A simulated swarm of millions of particles potentially laden with bacteria encircled several doctors around an operating room table, as the surgical team switched on a patient-warming system from 3M Co.
Simulation faults 3M's Bair Hugger device in surgical infection trial
Bair Hugger alleged to contribute to infection; 3M lawyers disagreed.
Each animated particle, displayed on courtroom screens this week, represented a skin flake 10 microns wide. Within 36 seconds, air turbulence deposited at least 60 of these flakes near a patient's knee incision in the animated computer simulation.
The sophisticated computer-generated animations depict a key theory in thousands of surgical infection lawsuits that center on 3M's Bair Hugger machine. It could be important evidence for jurors in litigation where microscopic particles are alleged to have been moved by invisible air currents into places in the body that skin normally would cover.

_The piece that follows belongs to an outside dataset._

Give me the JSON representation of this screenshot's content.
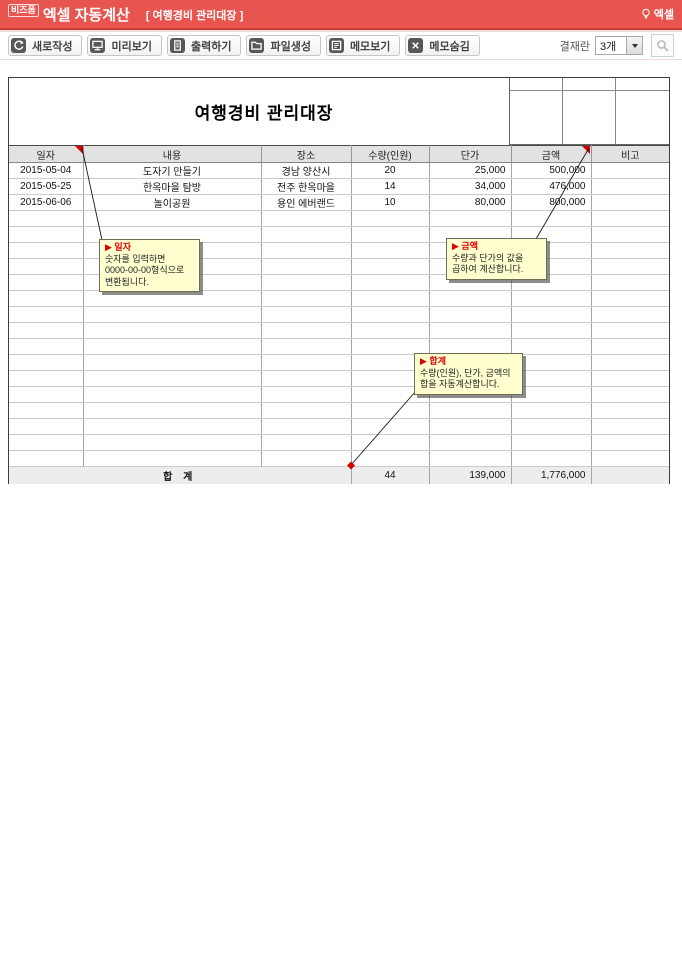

In a real surgery, 3M's critics say, small numbers of such particles could be sufficient to trigger a serious deep-joint infection.
Maplewood-based 3M says the animations are misleading, if not wholly inaccurate. 3M stands behind the safety of the Bair Hugger forced-air warming system, which doctors use in tens of thousands of surgeries a year.
South Carolina's Louis Gareis, 76, and his wife, Lillian, are the first Bair Hugger litigants to go on trial from thousands of similar cases. The trial began last week and is expected to run through next week. Gareis took the stand in court Tuesday.
He said a nasty deep-joint infection set in around his artificial hip shortly after it was implanted at a hospital in Columbia, S.C., in 2010, causing him to undergo another surgery to replace the infected joint. In both surgeries, he was swathed and warmed by a Bair Hugger device as a way to maintain his normal body temperature, a technique that is thought to prevent infections and speed up healing.
Gareis' infection was caused by methicillin-susceptible Staphylococcus aureus bacteria, but his legal team has no direct evidence of a specific pathogen originating inside a Bair Hugger or being propelled by air turbulence created by the device. Rather, they presented a supercomputer simulation showing how it might have happened.
Following a preview during opening statements last week, several different versions of the simulation were shown to jurors in court on Monday.
Jurors also heard from California professor Said Elghobashi, the turbulence expert who led the team that created the operating-room simulation. Elghobashi was described to the jury as being well-respected in his industry, having done turbulence research for NASA among other past projects. In 2014, he was elected to the prestigious National Academy of Engineering for work including computer modeling of turbulent flows.
On the witness stand, Elghobashi said he has "99 percent" confidence in the results of the simulation.
His computational fluid dynamics (CFD) simulation shows how 3 million individual particles called "squames" should react to air turbulence created by the Bair Hugger's system for warming air and moving it into inflatable blankets draped on patients. The CFD accounted for factors like the positions of clinicians in the operating room and the locations of inflow vents on the ceiling and air-return grilles near the floor.
In the simulation played for jurors, whorls of colored specs representing potential carriers of infection enveloped every participant in the operating room quickly after the device was turned on, as if the surgery were taking place in a dusty room where someone was using a leaf blower.
Elghobashi's confidence on the stand was challenged under tough questioning from 3M attorney Jerry Blackwell of Blackwell Burke, who tried to show jurors that the simulations could be misleading, even if the supercomputer accurately applied the laws of physics to all 3 million particles in the CFD modeling.
For example, the simulation used a generic rectangular operating room, instead of the irregularly shaped Operating Room No. 4 at the Providence Health hospital in Columbia, S.C., where Gareis was treated. The CFD didn't account for other heat-producing machines in Gareis' operating room, nor the half dozen times that the room's doors were opened during Gareis' procedure.
And Blackwell got Elghobashi to admit that he didn't know that the air-outflow vents in O.R. No. 4 contained fans that actively pulled air and particles out of the room:
"So when you created a CFD model that has 3 million squames all over the floor, billowing up like a cloud, you were assuming that there was not a powered air-return vent that was actively drawing air out of the room," Blackwell said. "True?"
"True, but irrelevant," Elghobashi replied.
"Of course. Thank you, doctor," Blackwell said, smiling as he returned to the defense table.